I’m back today with another gifts list. Except these are prezzies that you’re not going to find under the tree when you stumble into the living room on the morning of December 25. The history of cinema is rife with great examples of poor gift-giving, and I’ve collected some of the worst right here. So hit the jump and enjoy MTV’s Guide to Crappy Christmas Gifts in Movies!
Don’t you hate it when the new “Good Guy” doll you’ve bought for your kid in fact turns out to be harboring the soul of a ruthless serial killer? And that said soul allows the doll to move and speak (and kill) of its own accord? You’ve only got yourself to blame of course; you cheaped out and bought the toy from a creepy street vendor rather than at full price in a proper store. Still, a murderous Chucky doll makes for a pretty crappy gift.

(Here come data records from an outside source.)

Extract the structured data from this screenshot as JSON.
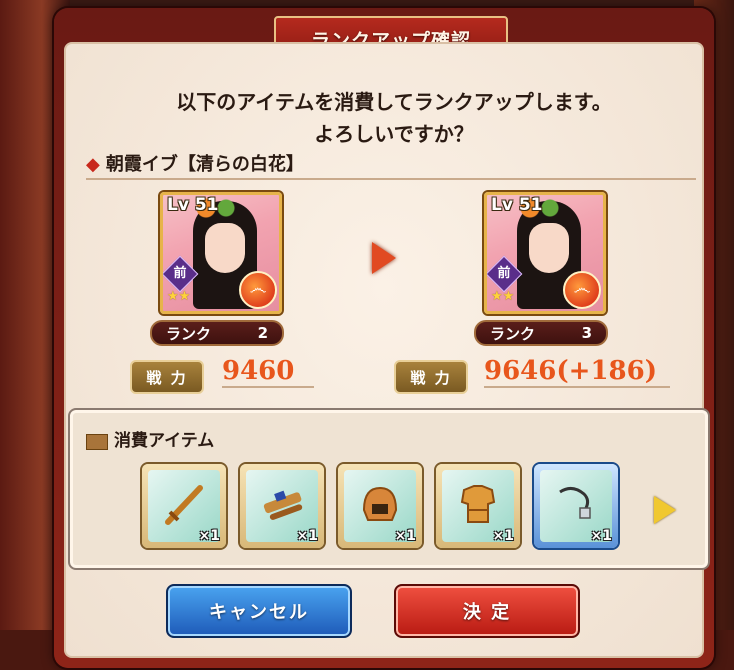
{
  "dialog": {
    "title": "ランクアップ確認",
    "message_line1": "以下のアイテムを消費してランクアップします。",
    "message_line2": "よろしいですか？",
    "character_name": "朝霞イブ【清らの白花】"
  },
  "before": {
    "level": "Lv 51",
    "position_badge": "前",
    "stars": "★★",
    "rank_label": "ランク",
    "rank_value": "2",
    "power_label": "戦 力",
    "power_value": "9460"
  },
  "after": {
    "level": "Lv 51",
    "position_badge": "前",
    "stars": "★★",
    "rank_label": "ランク",
    "rank_value": "3",
    "power_label": "戦 力",
    "power_value": "9646(+186)"
  },
  "items": {
    "title": "消費アイテム",
    "list": [
      {
        "icon": "sword-icon",
        "qty": "×1"
      },
      {
        "icon": "scroll-sheath-icon",
        "qty": "×1"
      },
      {
        "icon": "helmet-icon",
        "qty": "×1"
      },
      {
        "icon": "armor-icon",
        "qty": "×1"
      },
      {
        "icon": "amulet-icon",
        "qty": "×1"
      }
    ]
  },
  "buttons": {
    "cancel": "キャンセル",
    "ok": "決 定"
  },
  "colors": {
    "frame": "#8e2418",
    "power_value": "#e8561c",
    "cancel_button": "#1e5ab8",
    "ok_button": "#b81a12"
  }
}
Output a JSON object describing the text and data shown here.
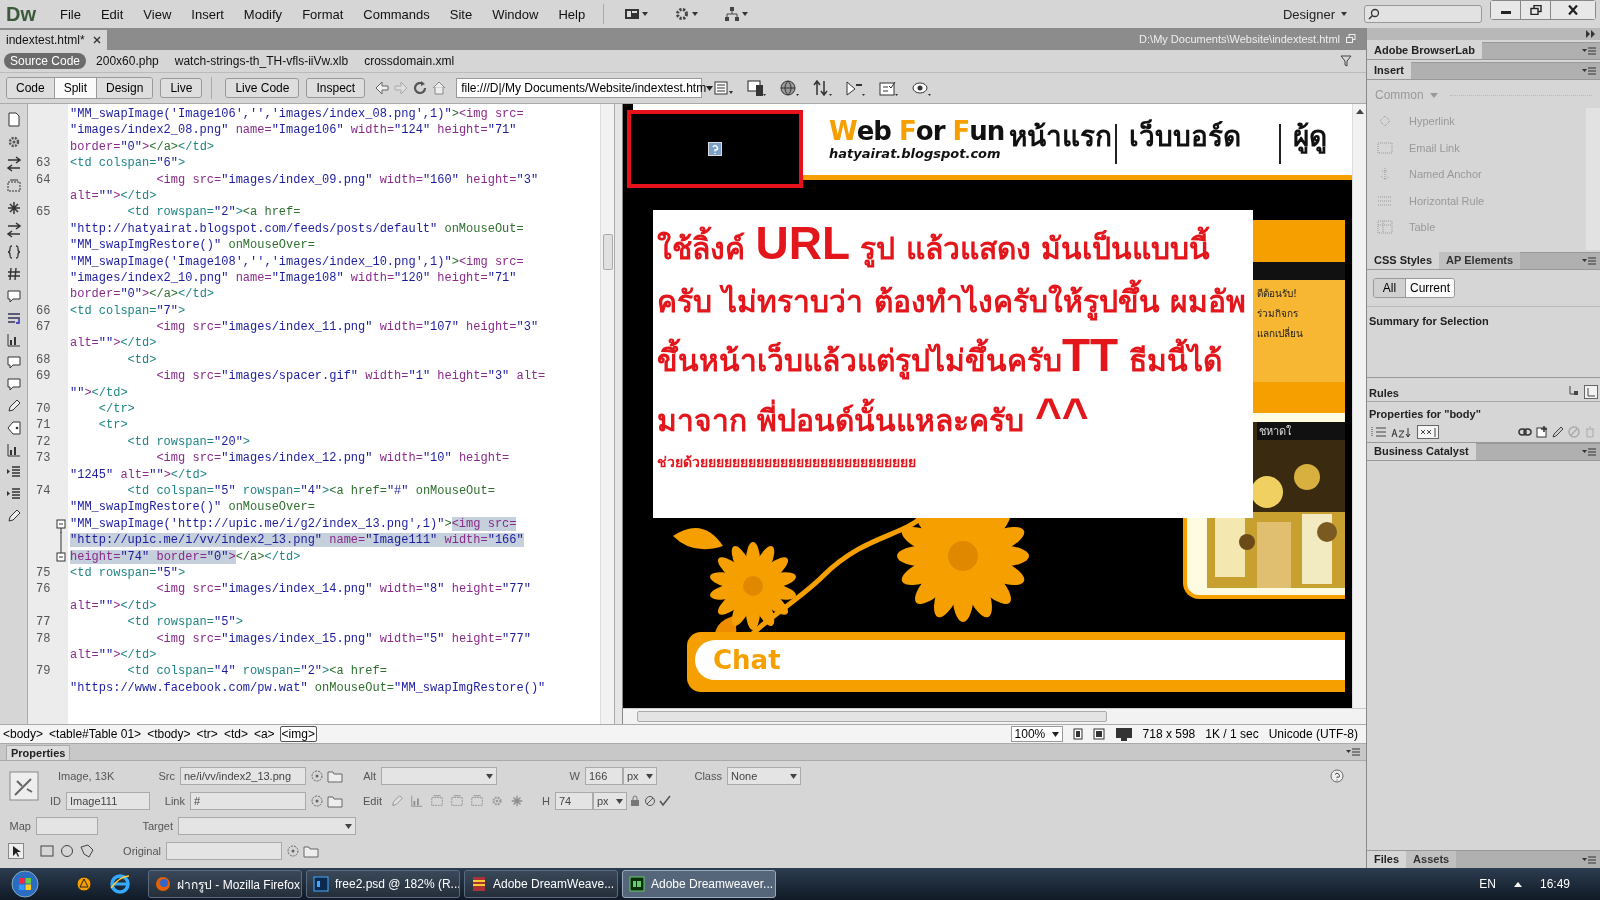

Most people will probably tell you that a kitten, or even a full-grown cat, isn’t such a bad present to receive as gifts go. There’s an argument against that if you’re a dog person of course, but no matter. In the pantheon of s–t gifts, cats are pretty all right. Unless the feline comes to you fidgeting and enraged at being sealed up in a wrapping paper cocoon. That’s what happens in the unforgettably fantastic “National Lampoon’s Christmas Vacation.” Aunt Bethany (Mae Questel, the voice of Betty Boop and Popeye’s Olive Oyl) shows up for the holiday festivities with her precious kitty wrapped up as a gift. And that’s a high moment for the cat during that particular trip. Poor kitty.
Let’s be honest with ourselves. Gizmo the Mogwai is a cute little critter. He’s covered in soft, downy fur, he understands basic words and phrases, and he even sings/hums in an adorably lilting croon. He is also capable of transforming into a beastly, murderous Gremlin. These green, scaly jerks cause trouble wherever they go. And not the sort of trouble you can laugh at then wipe up with a sponge. More the sort that involves a police report, an autopsy and a funeral. You can tell yourself all you want that you’ll never get him wet and never feed him after midnight. Mistakes happen, and people die when they do. Just avoid the risk all together and give a safer pet… I hear Nicolas Cage has some King Cobras that he’s looking to sell.
Poor Karl. He may be the right-hand man of a world-class thief posing as a terrorist — and Gary Oldman, no less — and a generally nasty dude, but he’s still a human being with feelings. And a family. A family which shrinks by one after off-duty NYPD detective John McClane arrives on the scene. McClane, shoeless and without a reliable way to defend himself, manages to off Karl’s brother by giving him a nasty tumble down the stairs. Then he leaves the dead sibling in an elevator for Karl to find, complete with a Santa hat and a cheery Christmas message scrawled in blood on the deceased’s sweatshirt.
I know, I know. This is technically not a Christmas gift. Detectives Somerset and Mills finally catch up to John Doe, a serial killer whose crime scenes are staged to reference one of the Seven Deadly Sins. In truth, Doe turns himself in. It’s all part of a plan to lure the two detectives out into the desert, where they can have a nice, private chat until Mills (Brad Pitt) receives Doe’s carefully orchestrated gift: the detective’s wife’s pretty head in a box. She was murdered because Doe Envied Mills’ happiness and Doe is then shot dead in Mills’ Wrathful act of vengeance. And thus Doe’s murderous game planned around the Seven Deadly Sins come to their end.
Honorable mention: Since “Scrooged” is one of my favorite Christmas movies, I would be remiss for not giving a shout to Bill Murray’s ruthless TV network exec Frank Cross. While a lucky few on Cross’s Christmas list score a shiny, new VHS player, the bulk of them receive the ultimate in booby prizes: a network-branded bath towel. Ouch.